When the Tweedys finished, all gathered at Wilco's studio in Chicago to present the work to Mavis and Yvonne. Mavis describes that day with a quiver in her voice. "It was a tear festival," she says."At points tears were flowing from everyone in the room."

"It was one of the most moving, most beautiful days I've ever had in a recording studio," says Tweedy, citing reasons that eclipse mere aesthetic success. His wife, Susie - Spencer's mother - had just been diagnosed with cancer. "Susie and Mavis are very close," Tweedy says, "and [Susie] was there with us, and everybody just cried and cried and listened."

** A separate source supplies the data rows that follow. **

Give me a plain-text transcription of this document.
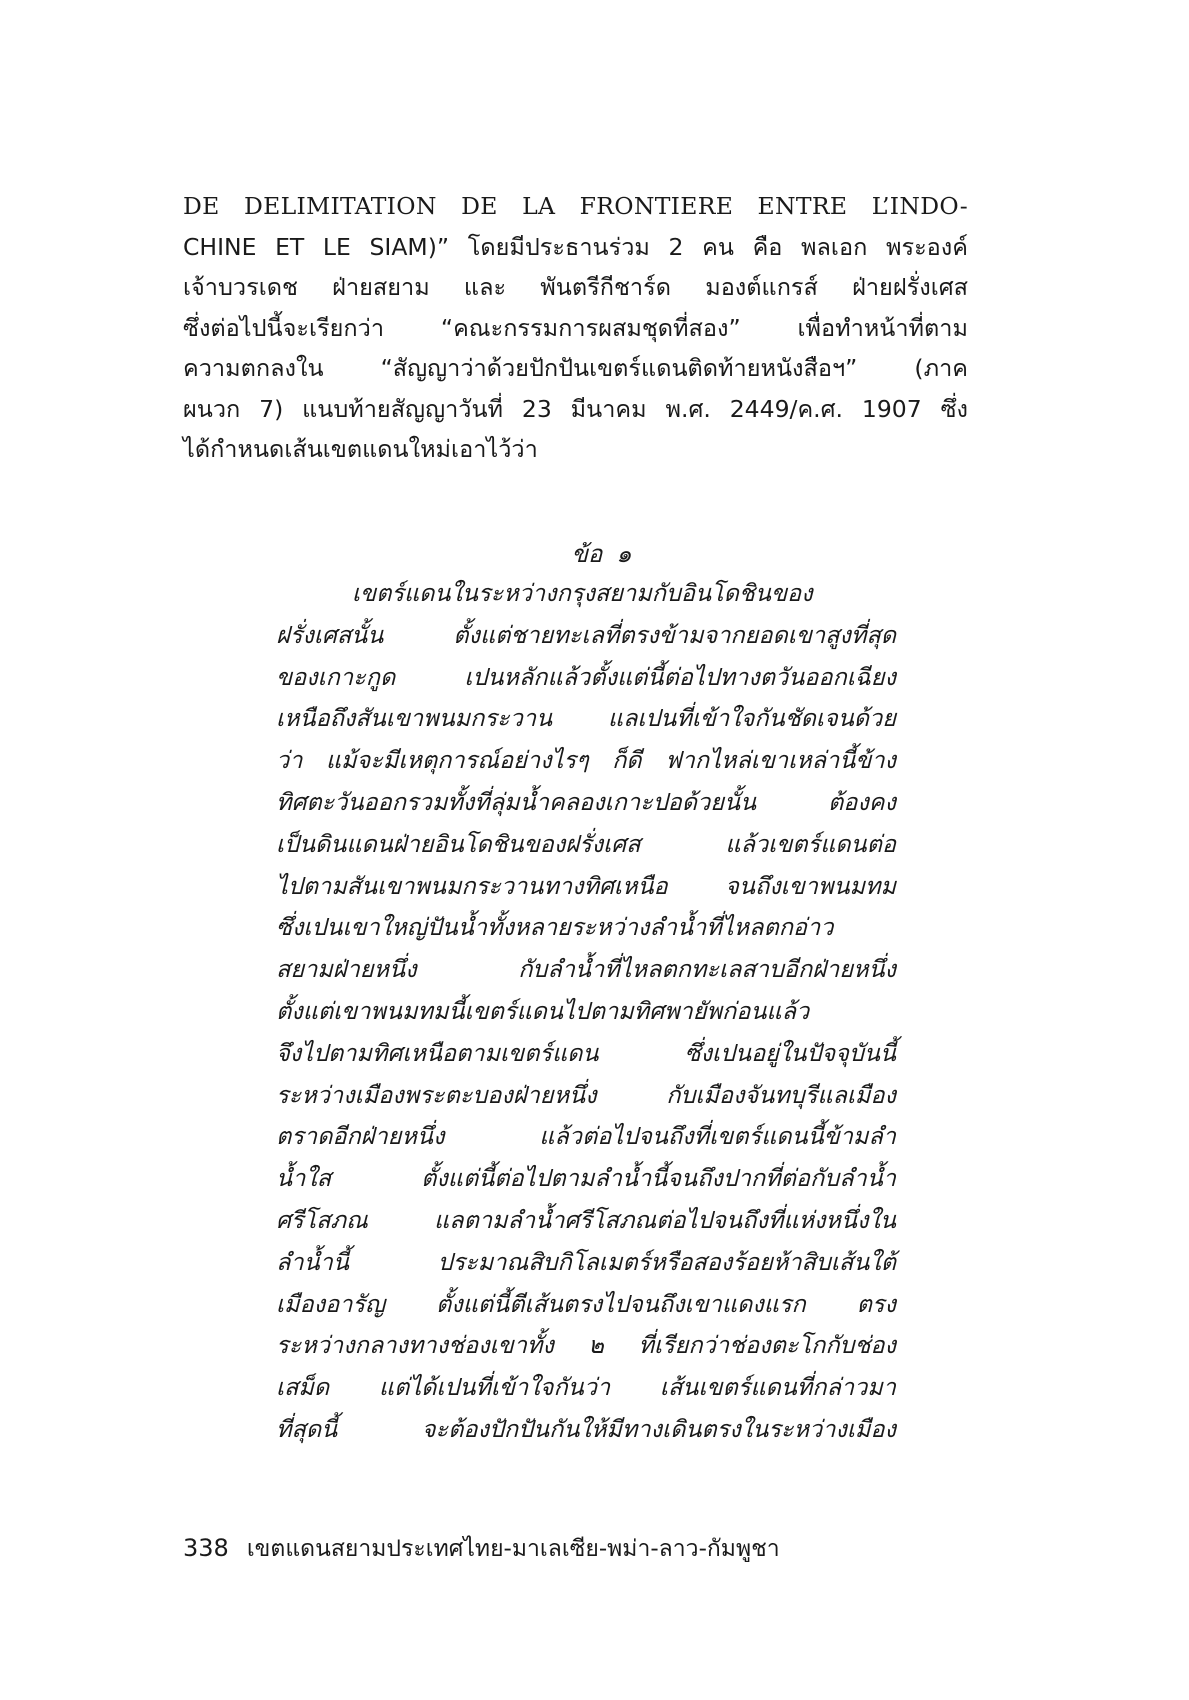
DE DELIMITATION DE LA FRONTIERE ENTRE L’INDO-
CHINE ET LE SIAM)” โดยมีประธานร่วม 2 คน คือ พลเอก พระองค์
เจ้าบวรเดช ฝ่ายสยาม และ พันตรีกีชาร์ด มองต์แกรส์ ฝ่ายฝรั่งเศส
ซึ่งต่อไปนี้จะเรียกว่า “คณะกรรมการผสมชุดที่สอง” เพื่อทำหน้าที่ตาม
ความตกลงใน “สัญญาว่าด้วยปักปันเขตร์แดนติดท้ายหนังสือฯ” (ภาค
ผนวก 7) แนบท้ายสัญญาวันที่ 23 มีนาคม พ.ศ. 2449/ค.ศ. 1907 ซึ่ง
ได้กำหนดเส้นเขตแดนใหม่เอาไว้ว่า
ข้อ ๑
เขตร์แดนในระหว่างกรุงสยามกับอินโดชินของ
ฝรั่งเศสนั้น ตั้งแต่ชายทะเลที่ตรงข้ามจากยอดเขาสูงที่สุด
ของเกาะกูด เปนหลักแล้วตั้งแต่นี้ต่อไปทางตวันออกเฉียง
เหนือถึงสันเขาพนมกระวาน แลเปนที่เข้าใจกันชัดเจนด้วย
ว่า แม้จะมีเหตุการณ์อย่างไรๆ ก็ดี ฟากไหล่เขาเหล่านี้ข้าง
ทิศตะวันออกรวมทั้งที่ลุ่มน้ำคลองเกาะปอด้วยนั้น ต้องคง
เป็นดินแดนฝ่ายอินโดชินของฝรั่งเศส แล้วเขตร์แดนต่อ
ไปตามสันเขาพนมกระวานทางทิศเหนือ จนถึงเขาพนมทม
ซึ่งเปนเขาใหญ่ปันน้ำทั้งหลายระหว่างลำน้ำที่ไหลตกอ่าว
สยามฝ่ายหนึ่ง กับลำน้ำที่ไหลตกทะเลสาบอีกฝ่ายหนึ่ง
ตั้งแต่เขาพนมทมนี้เขตร์แดนไปตามทิศพายัพก่อนแล้ว
จึงไปตามทิศเหนือตามเขตร์แดน ซึ่งเปนอยู่ในปัจจุบันนี้
ระหว่างเมืองพระตะบองฝ่ายหนึ่ง กับเมืองจันทบุรีแลเมือง
ตราดอีกฝ่ายหนึ่ง แล้วต่อไปจนถึงที่เขตร์แดนนี้ข้ามลำ
น้ำใส ตั้งแต่นี้ต่อไปตามลำน้ำนี้จนถึงปากที่ต่อกับลำน้ำ
ศรีโสภณ แลตามลำน้ำศรีโสภณต่อไปจนถึงที่แห่งหนึ่งใน
ลำน้ำนี้ ประมาณสิบกิโลเมตร์หรือสองร้อยห้าสิบเส้นใต้
เมืองอารัญ ตั้งแต่นี้ตีเส้นตรงไปจนถึงเขาแดงแรก ตรง
ระหว่างกลางทางช่องเขาทั้ง ๒ ที่เรียกว่าช่องตะโกกับช่อง
เสม็ด แต่ได้เปนที่เข้าใจกันว่า เส้นเขตร์แดนที่กล่าวมา
ที่สุดนี้ จะต้องปักปันกันให้มีทางเดินตรงในระหว่างเมือง
338 เขตแดนสยามประเทศไทย-มาเลเซีย-พม่า-ลาว-กัมพูชา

"I call her my daughter," Mavis says. "She laid her head and I held her, and we just cried. It was such a good feeling. I felt so light. I felt so relieved. Light as a feather, like so much was lifted off me. I looked at Tweedy - I just had to hug Tweedy and Spencer. You know, it was like a family reunion."

Mavis also felt as though she were reuniting with her father, especially during a bit of intimately expressed banter between them captured during the recording process. "That always gets me, boy. I can just see him. I can see that twinkle in his eye, you know, when he'd get tickled," she says.

"It's so … his voice. It sounds so fresh. It sounds as if we're right there together."